そして、何より、私という女を隣へ置くことに、1ミクロンの迷いもない絶対的な立ち姿。

ああ。

本当に。

この世界一格好いい人の隣こそが、私の帰るべき『特等席』なのだ。

前世でも。

今世でも。

そして、きっと来世でも。

「ルシア」

「はい」

「緊張しているか」

「とても。
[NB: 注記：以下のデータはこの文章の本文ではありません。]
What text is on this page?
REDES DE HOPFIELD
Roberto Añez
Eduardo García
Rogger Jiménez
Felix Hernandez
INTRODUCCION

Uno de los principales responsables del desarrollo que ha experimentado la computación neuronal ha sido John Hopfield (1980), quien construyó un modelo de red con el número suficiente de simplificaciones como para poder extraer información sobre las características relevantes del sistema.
心臓が口から出そうですわ」

「そうか」

「ですが」

私は、ヴェール越しに彼を見上げる。

「最高に、幸せです」

「……」

「とても」

「……」

「目が潰れるほど、本日のあなたが宇宙一格好いいので」

「……そこか」

「最重要事項です」

クライス様が、呆れたように、ほんの少しだけ息を吐いて笑った。

「……お前は、本当に昔から変わらないな」

「クライス様も」

「……」

「そうやって、呆れながらも私にだけ優しく笑う時のお顔」

「……」

「前世からずっと、私は大好きですわ」

「ッ……」

おや。

今度は、クライス様の方が、私の不意打ちのストレートな愛の言葉に、ほんの少しだけ言葉に詰まった。

その、余裕がなくなる一瞬が、たまらなく愛しい。

「……行くぞ」

彼は、わずかに照れを押し殺したような、低い声で言った。

「はい」

「絶対に、俺から離れるな」

「もちろんですわ」

「一生、俺の隣にいろ」

「ええ」

私は、彼に向けて、はっきりと力強く頷いた。

「一生、最前列の特等席で、あなたを愛し(推し)続けますわ」

重厚な扉が、ゆっくりと開く。

眩いばかりの自然光が、私たちを包み込むように差し込む。

拍手と、大勢の祝福の気配が、一気にこちらへ流れ込んでくる。

私は、クライス様と肩を並べて、輝く未来へ一歩を踏み出した。

私を「世界一美しい花嫁だ」と言ってくれた、愛する人の隣へ。

私が世界一愛する、「世界一格好いい花婿」の隣へ。

幸せで、胸がいっぱいで、涙で少し泣きそうなくらい眩しい、私たちの永遠の誓いの日へと。